I’ll give him some points for finally deciding to get American troops out of Afghanistan, but he’s doing that fairly late in the game. Too many Americans have been killed there for no good reason. Anything that we needed to do there could and should have been done with drones and special forces, not with an occupying army with no chance of establishing a stable government in a country that has never cared about having a stable government.
I also fault him on the job situation. Okay, Obama inherited a bloodcurdling economic disaster, and his stimulus package stopped the bleeding and led to some recovery. But not enough recovery, frankly. His stimulus was too small for the size of the problem, and it was primarily designed to keep public employees on the job while doing too little for the private sector. When the private sector failed to come surging back a good many of the public employees ended up losing their jobs anyway.

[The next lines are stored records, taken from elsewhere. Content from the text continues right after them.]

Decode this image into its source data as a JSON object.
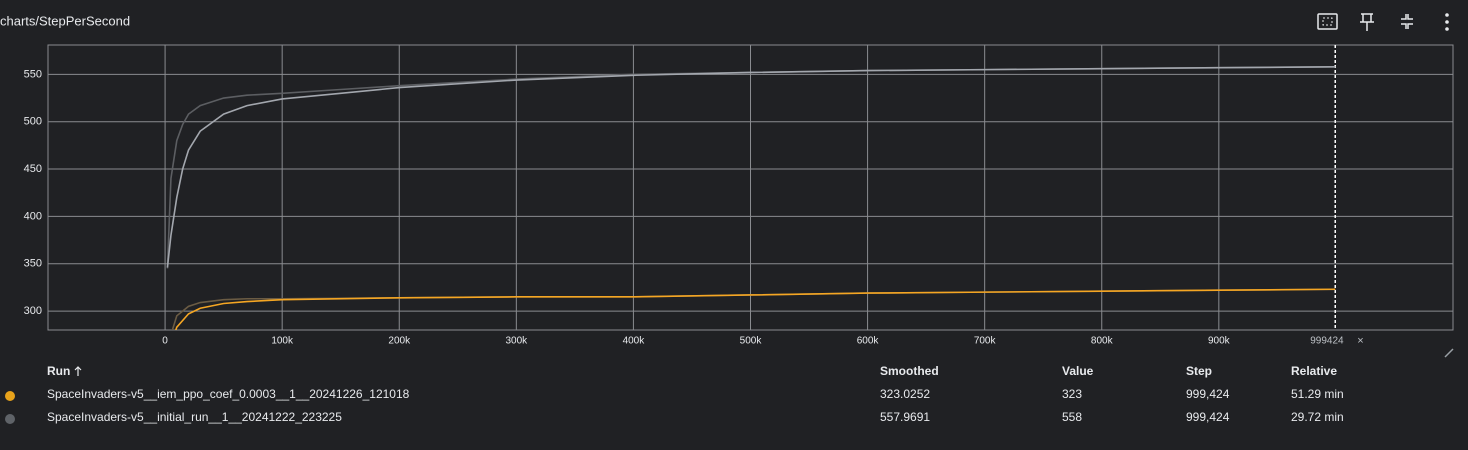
{
  "chart_data": {
    "type": "line",
    "title": "charts/StepPerSecond",
    "xlim": [
      -100000,
      1100000
    ],
    "ylim": [
      280,
      581
    ],
    "grid": true,
    "xticks": [
      {
        "value": 0,
        "label": "0"
      },
      {
        "value": 100000,
        "label": "100k"
      },
      {
        "value": 200000,
        "label": "200k"
      },
      {
        "value": 300000,
        "label": "300k"
      },
      {
        "value": 400000,
        "label": "400k"
      },
      {
        "value": 500000,
        "label": "500k"
      },
      {
        "value": 600000,
        "label": "600k"
      },
      {
        "value": 700000,
        "label": "700k"
      },
      {
        "value": 800000,
        "label": "800k"
      },
      {
        "value": 900000,
        "label": "900k"
      }
    ],
    "yticks": [
      300,
      350,
      400,
      450,
      500,
      550
    ],
    "hover_step": 999424,
    "series": [
      {
        "color": "#6b5c44",
        "x": [
          5000,
          10000,
          20000,
          30000,
          50000,
          70000,
          100000,
          200000,
          300000,
          400000,
          500000,
          600000,
          700000,
          800000,
          900000,
          999424
        ],
        "values": [
          275,
          295,
          305,
          309,
          312,
          313,
          313,
          314,
          315,
          315,
          317,
          319,
          320,
          321,
          322,
          323
        ]
      },
      {
        "color": "#f5a623",
        "x": [
          5000,
          10000,
          20000,
          30000,
          50000,
          70000,
          100000,
          200000,
          300000,
          400000,
          500000,
          600000,
          700000,
          800000,
          900000,
          999424
        ],
        "values": [
          265,
          283,
          297,
          303,
          308,
          310,
          312,
          314,
          315,
          315,
          317,
          319,
          320,
          321,
          322,
          323.0252
        ]
      },
      {
        "color": "#5c5e62",
        "x": [
          2000,
          5000,
          10000,
          15000,
          20000,
          30000,
          50000,
          70000,
          100000,
          150000,
          200000,
          300000,
          400000,
          500000,
          600000,
          700000,
          800000,
          900000,
          999424
        ],
        "values": [
          345,
          440,
          480,
          497,
          508,
          517,
          525,
          528,
          530,
          534,
          538,
          545,
          550,
          552,
          554,
          555,
          556,
          557,
          558
        ]
      },
      {
        "color": "#a3a7ae",
        "x": [
          2000,
          5000,
          10000,
          15000,
          20000,
          30000,
          50000,
          70000,
          100000,
          150000,
          200000,
          300000,
          400000,
          500000,
          600000,
          700000,
          800000,
          900000,
          999424
        ],
        "values": [
          346,
          380,
          420,
          450,
          470,
          490,
          508,
          517,
          524,
          530,
          536,
          544,
          549,
          552,
          554,
          555,
          556,
          557,
          557.9691
        ]
      }
    ]
  },
  "table": {
    "headers": [
      "Run",
      "Smoothed",
      "Value",
      "Step",
      "Relative"
    ],
    "rows": [
      {
        "color": "#e8a31b",
        "cells": [
          "SpaceInvaders-v5__iem_ppo_coef_0.0003__1__20241226_121018",
          "323.0252",
          "323",
          "999,424",
          "51.29 min"
        ]
      },
      {
        "color": "#5f6368",
        "cells": [
          "SpaceInvaders-v5__initial_run__1__20241222_223225",
          "557.9691",
          "558",
          "999,424",
          "29.72 min"
        ]
      }
    ]
  }
}
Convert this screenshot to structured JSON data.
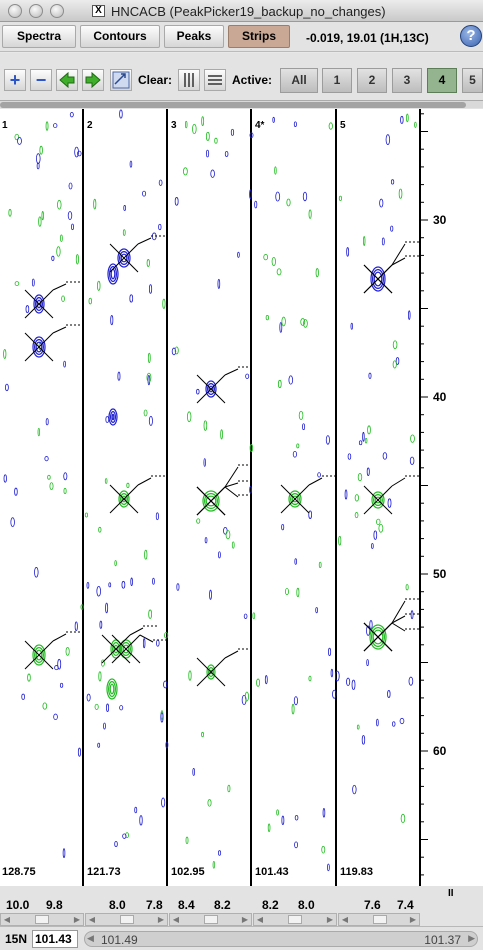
{
  "window": {
    "title": "HNCACB (PeakPicker19_backup_no_changes)",
    "title_icon_glyph": "X"
  },
  "menubar": {
    "buttons": [
      {
        "label": "Spectra"
      },
      {
        "label": "Contours"
      },
      {
        "label": "Peaks"
      },
      {
        "label": "Strips",
        "active": true
      }
    ],
    "cursor_readout": "-0.019,  19.01 (1H,13C)",
    "help_label": "?"
  },
  "toolbar": {
    "add_icon": "+",
    "remove_icon": "−",
    "clear_label": "Clear:",
    "active_label": "Active:",
    "strip_buttons": [
      "All",
      "1",
      "2",
      "3",
      "4",
      "5"
    ],
    "active_strip": "4"
  },
  "strips": [
    {
      "label": "1",
      "value": "128.75"
    },
    {
      "label": "2",
      "value": "121.73"
    },
    {
      "label": "3",
      "value": "102.95"
    },
    {
      "label": "4*",
      "value": "101.43"
    },
    {
      "label": "5",
      "value": "119.83"
    }
  ],
  "y_axis": {
    "ticks": [
      "30",
      "40",
      "50",
      "60"
    ]
  },
  "x_axis": {
    "strip_ticks": [
      [
        "10.0",
        "9.8"
      ],
      [
        "8.0",
        "7.8"
      ],
      [
        "8.4",
        "8.2"
      ],
      [
        "8.2",
        "8.0"
      ],
      [
        "7.6",
        "7.4"
      ]
    ]
  },
  "statusbar": {
    "axis_name": "15N",
    "axis_value": "101.43",
    "range_low": "101.49",
    "range_high": "101.37"
  },
  "colors": {
    "positive_contour": "#1f1fd0",
    "negative_contour": "#22bb22",
    "strips_active": "#c9a996",
    "active_strip_button": "#93b48f"
  }
}
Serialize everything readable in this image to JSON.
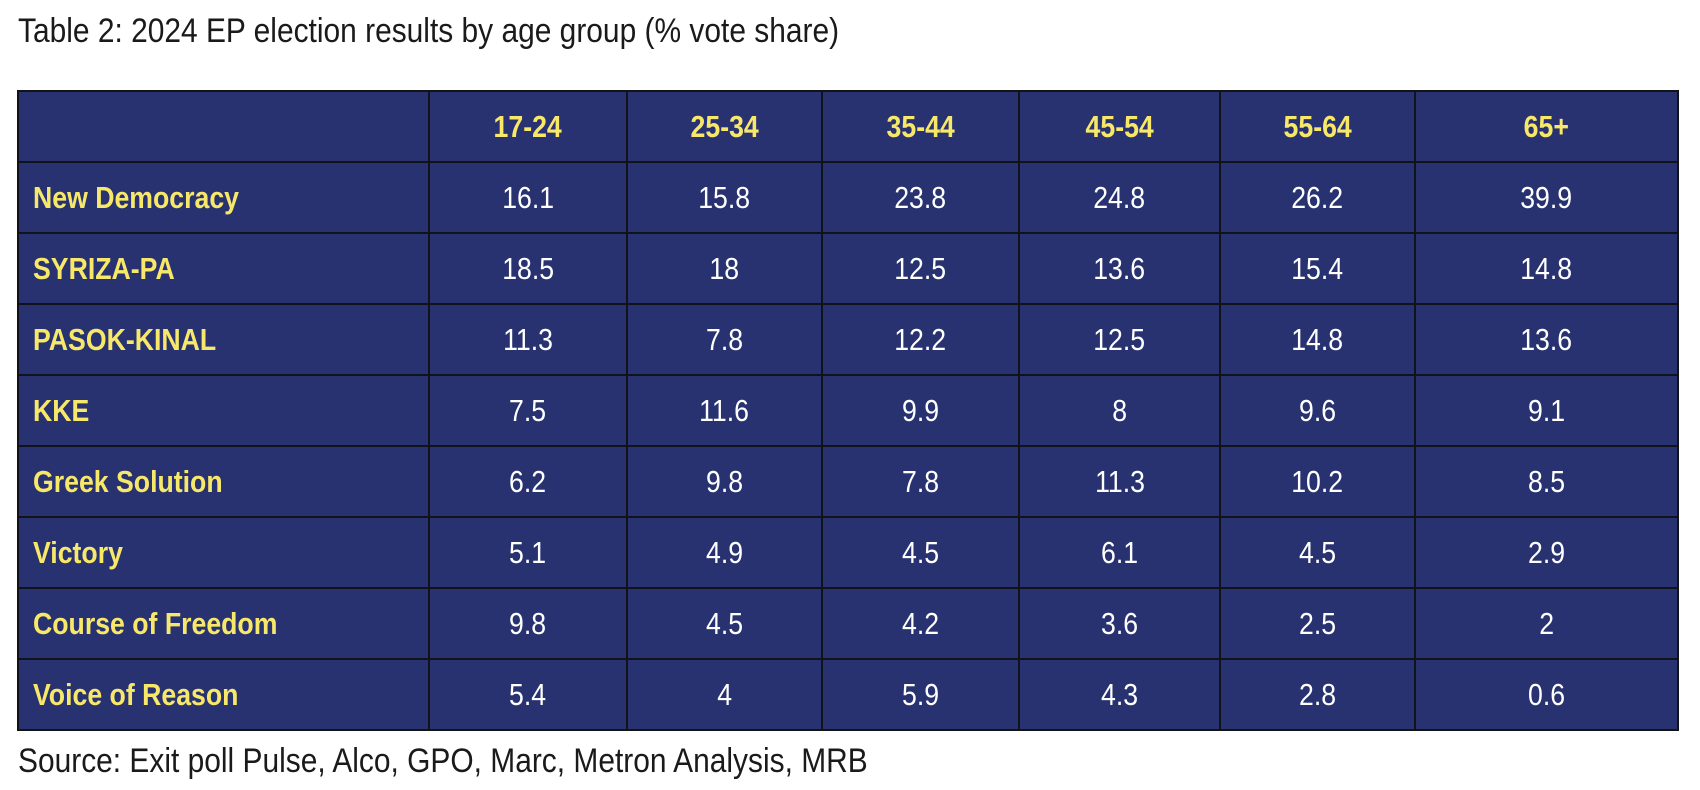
{
  "caption": "Table 2: 2024 EP election results by age group (% vote share)",
  "source": "Source: Exit poll Pulse, Alco, GPO, Marc, Metron Analysis, MRB",
  "colors": {
    "table_background": "#283270",
    "header_text": "#f7e86a",
    "value_text": "#ffffff",
    "grid_lines": "#111318"
  },
  "chart_data": {
    "type": "table",
    "title": "Table 2: 2024 EP election results by age group (% vote share)",
    "columns": [
      "17-24",
      "25-34",
      "35-44",
      "45-54",
      "55-64",
      "65+"
    ],
    "rows": [
      {
        "name": "New Democracy",
        "values": [
          "16.1",
          "15.8",
          "23.8",
          "24.8",
          "26.2",
          "39.9"
        ]
      },
      {
        "name": "SYRIZA-PA",
        "values": [
          "18.5",
          "18",
          "12.5",
          "13.6",
          "15.4",
          "14.8"
        ]
      },
      {
        "name": "PASOK-KINAL",
        "values": [
          "11.3",
          "7.8",
          "12.2",
          "12.5",
          "14.8",
          "13.6"
        ]
      },
      {
        "name": "KKE",
        "values": [
          "7.5",
          "11.6",
          "9.9",
          "8",
          "9.6",
          "9.1"
        ]
      },
      {
        "name": "Greek Solution",
        "values": [
          "6.2",
          "9.8",
          "7.8",
          "11.3",
          "10.2",
          "8.5"
        ]
      },
      {
        "name": "Victory",
        "values": [
          "5.1",
          "4.9",
          "4.5",
          "6.1",
          "4.5",
          "2.9"
        ]
      },
      {
        "name": "Course of Freedom",
        "values": [
          "9.8",
          "4.5",
          "4.2",
          "3.6",
          "2.5",
          "2"
        ]
      },
      {
        "name": "Voice of Reason",
        "values": [
          "5.4",
          "4",
          "5.9",
          "4.3",
          "2.8",
          "0.6"
        ]
      }
    ]
  }
}
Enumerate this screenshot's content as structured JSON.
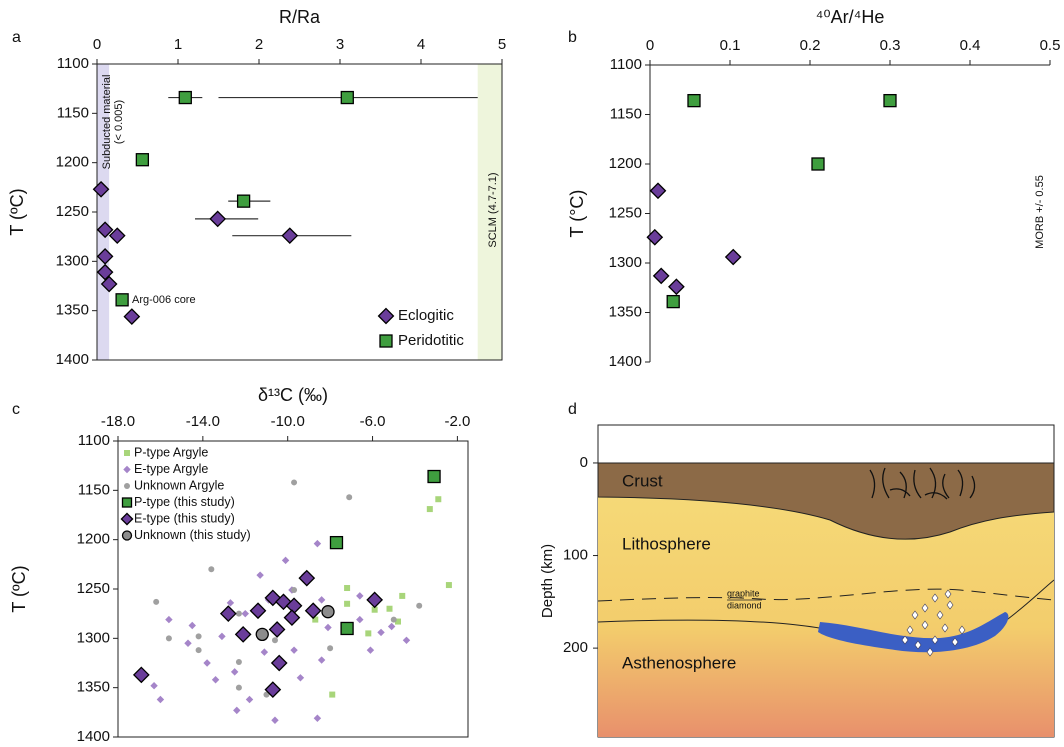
{
  "chart_data": [
    {
      "type": "scatter",
      "panel": "a",
      "xlabel": "R/Ra",
      "ylabel": "T (ºC)",
      "xlim": [
        0,
        5
      ],
      "xticks": [
        0,
        1,
        2,
        3,
        4,
        5
      ],
      "ylim": [
        1100,
        1400
      ],
      "yticks": [
        1100,
        1150,
        1200,
        1250,
        1300,
        1350,
        1400
      ],
      "y_inverted": true,
      "frame": true,
      "legend": "lower right",
      "bands": [
        {
          "label": "Subducted material",
          "note": "(< 0.005)",
          "x0": 0,
          "x1": 0.15,
          "color": "#dcd9f0"
        },
        {
          "label": "SCLM (4.7-7.1)",
          "x0": 4.7,
          "x1": 5,
          "color": "#eef5dc"
        }
      ],
      "series": [
        {
          "name": "Eclogitic",
          "marker": "diamond",
          "color": "#6a3d9a",
          "edgecolor": "#000000",
          "x": [
            0.05,
            0.1,
            0.25,
            0.1,
            0.1,
            0.15,
            0.43,
            1.49,
            2.38
          ],
          "values": [
            1227,
            1268,
            1274,
            1295,
            1311,
            1323,
            1356,
            1257,
            1274
          ],
          "x_low": [
            null,
            null,
            null,
            null,
            null,
            null,
            null,
            1.21,
            1.67
          ],
          "x_high": [
            null,
            null,
            null,
            null,
            null,
            null,
            null,
            1.99,
            3.14
          ]
        },
        {
          "name": "Peridotitic",
          "marker": "square",
          "color": "#3f9e3f",
          "edgecolor": "#000000",
          "x": [
            1.09,
            3.09,
            0.56,
            1.81,
            0.31
          ],
          "values": [
            1134,
            1134,
            1197,
            1239,
            1339
          ],
          "x_low": [
            0.88,
            1.5,
            null,
            1.62,
            null
          ],
          "x_high": [
            1.3,
            4.7,
            null,
            2.14,
            null
          ]
        }
      ],
      "annotations": [
        "Arg-006 core"
      ]
    },
    {
      "type": "scatter",
      "panel": "b",
      "xlabel": "⁴⁰Ar/⁴He",
      "ylabel": "T (°C)",
      "xlim": [
        0,
        0.5
      ],
      "xticks": [
        0,
        0.1,
        0.2,
        0.3,
        0.4,
        0.5
      ],
      "ylim": [
        1100,
        1400
      ],
      "yticks": [
        1100,
        1150,
        1200,
        1250,
        1300,
        1350,
        1400
      ],
      "y_inverted": true,
      "frame": false,
      "series": [
        {
          "marker": "diamond",
          "color": "#6a3d9a",
          "edgecolor": "#000000",
          "x": [
            0.01,
            0.006,
            0.014,
            0.033,
            0.104
          ],
          "values": [
            1227,
            1274,
            1313,
            1324,
            1294
          ]
        },
        {
          "marker": "square",
          "color": "#3f9e3f",
          "edgecolor": "#000000",
          "x": [
            0.055,
            0.3,
            0.21,
            0.029
          ],
          "values": [
            1136,
            1136,
            1200,
            1339
          ]
        }
      ],
      "annotations": [
        "MORB +/- 0.55"
      ]
    },
    {
      "type": "scatter",
      "panel": "c",
      "xlabel": "δ¹³C (‰)",
      "ylabel": "T (ºC)",
      "xlim": [
        -18,
        -1.5
      ],
      "xticks": [
        {
          "value": -18,
          "label": "-18.0"
        },
        {
          "value": -14,
          "label": "-14.0"
        },
        {
          "value": -10,
          "label": "-10.0"
        },
        {
          "value": -6,
          "label": "-6.0"
        },
        {
          "value": -2,
          "label": "-2.0"
        }
      ],
      "ylim": [
        1100,
        1400
      ],
      "yticks": [
        1100,
        1150,
        1200,
        1250,
        1300,
        1350,
        1400
      ],
      "y_inverted": true,
      "frame": true,
      "legend": "upper left",
      "series": [
        {
          "name": "P-type Argyle",
          "marker": "square",
          "color": "#a8d57a",
          "x": [
            -2.9,
            -3.3,
            -2.4,
            -7.2,
            -7.2,
            -4.6,
            -5.9,
            -5.2,
            -8.7,
            -4.8,
            -7.9,
            -6.2
          ],
          "values": [
            1159,
            1169,
            1246,
            1249,
            1265,
            1257,
            1271,
            1270,
            1281,
            1283,
            1357,
            1295
          ]
        },
        {
          "name": "E-type Argyle",
          "marker": "diamond",
          "color": "#a585c9",
          "x": [
            -16.3,
            -16.0,
            -15.6,
            -14.7,
            -14.5,
            -13.8,
            -13.4,
            -13.1,
            -12.7,
            -12.5,
            -12.0,
            -11.8,
            -11.3,
            -11.1,
            -10.9,
            -10.1,
            -9.8,
            -9.7,
            -9.4,
            -9.2,
            -8.6,
            -8.4,
            -8.4,
            -8.1,
            -6.6,
            -6.6,
            -6.1,
            -5.6,
            -5.1,
            -4.4,
            -8.6,
            -12.4,
            -10.6
          ],
          "values": [
            1348,
            1362,
            1281,
            1305,
            1287,
            1325,
            1342,
            1298,
            1264,
            1334,
            1275,
            1362,
            1236,
            1314,
            1261,
            1221,
            1251,
            1312,
            1340,
            1236,
            1204,
            1261,
            1322,
            1289,
            1257,
            1281,
            1312,
            1294,
            1288,
            1302,
            1381,
            1373,
            1383
          ]
        },
        {
          "name": "Unknown Argyle",
          "marker": "circle",
          "color": "#a0a0a0",
          "x": [
            -9.7,
            -7.1,
            -13.6,
            -16.2,
            -15.6,
            -14.2,
            -14.2,
            -12.3,
            -10.6,
            -12.3,
            -11.0,
            -8.0,
            -5.0,
            -3.8,
            -12.3,
            -9.7
          ],
          "values": [
            1142,
            1157,
            1230,
            1263,
            1300,
            1298,
            1312,
            1275,
            1302,
            1324,
            1357,
            1310,
            1281,
            1267,
            1350,
            1251
          ]
        },
        {
          "name": "P-type (this study)",
          "marker": "square",
          "color": "#3f9e3f",
          "edgecolor": "#000000",
          "x": [
            -3.1,
            -7.7,
            -7.2
          ],
          "values": [
            1136,
            1203,
            1290
          ]
        },
        {
          "name": "E-type (this study)",
          "marker": "diamond",
          "color": "#6a3d9a",
          "edgecolor": "#000000",
          "x": [
            -16.9,
            -12.8,
            -11.4,
            -12.1,
            -10.7,
            -10.2,
            -9.7,
            -8.8,
            -9.1,
            -5.9,
            -10.5,
            -9.8,
            -10.4,
            -10.7
          ],
          "values": [
            1337,
            1275,
            1272,
            1296,
            1259,
            1263,
            1267,
            1272,
            1239,
            1261,
            1291,
            1279,
            1325,
            1352
          ]
        },
        {
          "name": "Unknown (this study)",
          "marker": "circle",
          "color": "#8c8c8c",
          "edgecolor": "#000000",
          "x": [
            -8.1,
            -11.2
          ],
          "values": [
            1273,
            1296
          ]
        }
      ]
    },
    {
      "type": "section",
      "panel": "d",
      "ylabel": "Depth (km)",
      "ylim": [
        -41,
        296
      ],
      "yticks": [
        0,
        100,
        200
      ],
      "labels": [
        "Crust",
        "Lithosphere",
        "Asthenosphere",
        "graphite",
        "diamond"
      ]
    }
  ]
}
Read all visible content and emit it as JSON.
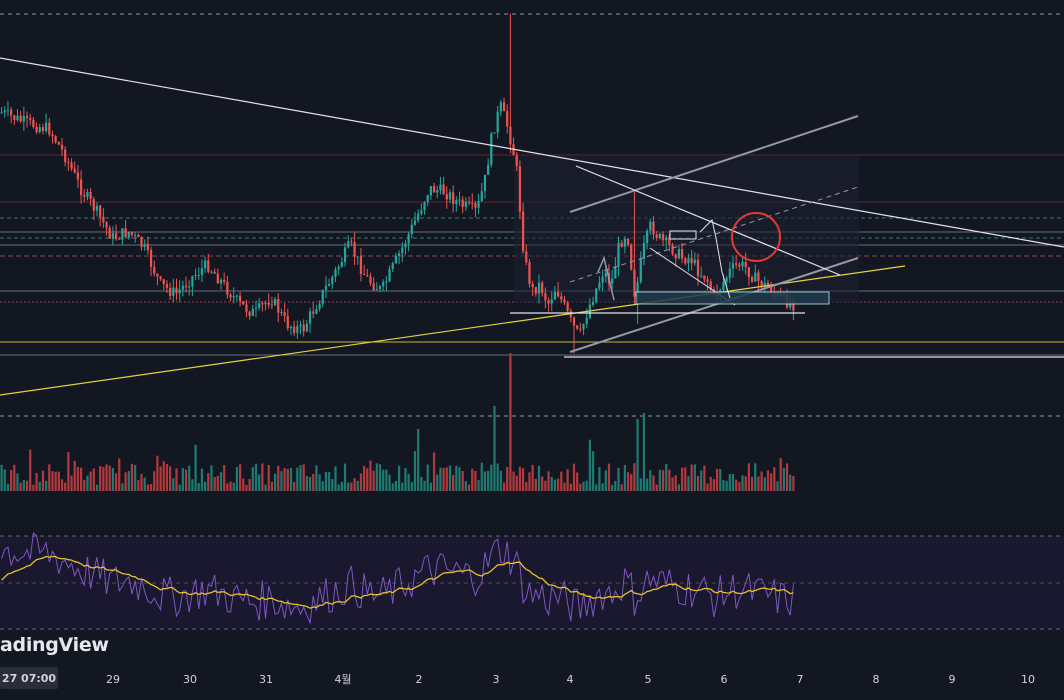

Meanwhile, over in Germany, the woman who runs things there, Angela Merkel, put government money into the private sector in the form of tax breaks and outright grants. She ended up saving jobs there and kept public employees on the job because that country still had private employees working and paying taxes. The result is that the Obama administration is now cheering because the U. S. unemployment rate has dropped to 8.1 per cent. Germany’s just dropped to 7 per cent. Yes, we’re a bigger country with a bigger economy, but it’s clear that Obama’s approach was less successful than Merkel’s.
In addition to that, nothing serious has been done to break up the big banks. If they screw up again, we’ll have to bail out their butts again. And they will. Just wait.
So, before I decide who to vote for, the first thing I want to see is who Romney picks as a running mate. If he selects some mouth-foaming loon to placate the Republican party’s increasingly nutball base, then I have a pretty good hunch as to where I’ll go. I also have to confess that I feel a considerable amount of sympathy for Obama for the demented attacks that have been made on him over the course of his first term. All the birther crap and the mindless criticism have turned me off in a big way. The guy would wake up in the morning and the Republicans would promptly fault him for opening his eyes and taking a breath. That’s not behavior that I’m eager to reward.
For me, then, there’s still much to see and hear, to absorb and turn over in my mind and to weigh and consider before I pick a candidate. The debates will weigh heavily in my mind. They’re largely show biz, but you do get a measure of a man in a situation like that.
I have reservations about both guys. Romney strikes me as sort of a Stephen King character, a shape-changer. The fact is, though, that the Republicans, in the end, didn’t pick a jerk, and they had plenty of opportunity to do that. Mitt Romney was a rich kid who became an even richer man through his own efforts and dedication. He seems to be a bit of a prep-school tightass, but I’m not interested in having a beer with either guy – aside from which, Romney doesn’t drink anyway. Except for the fact that anybody who wants to be President clearly has a screw loose, both these guys seem to be uniquely admirable men. They’ll be insulted and diminished constantly for the next five months, but both are intensely intelligent, intensely determined, intensely tough and extremely capable. Each, I’m certain, wants the best for the rest of us. Each wants to make a positive difference for his fellow citizens.
So, in the end, the choice for me will not be made on the basis of all the lies, distortions and invective that party loyalists find so much fun. It won’t be based on who’s the perfect candidate in each and every respect. Instead, I’ll make up my mind on the basis of who’s more likely to do the better job for us in these uniquely difficult times. That, I think, is how sensible people should decide who to vote for.
But not many of us operate that way, do we?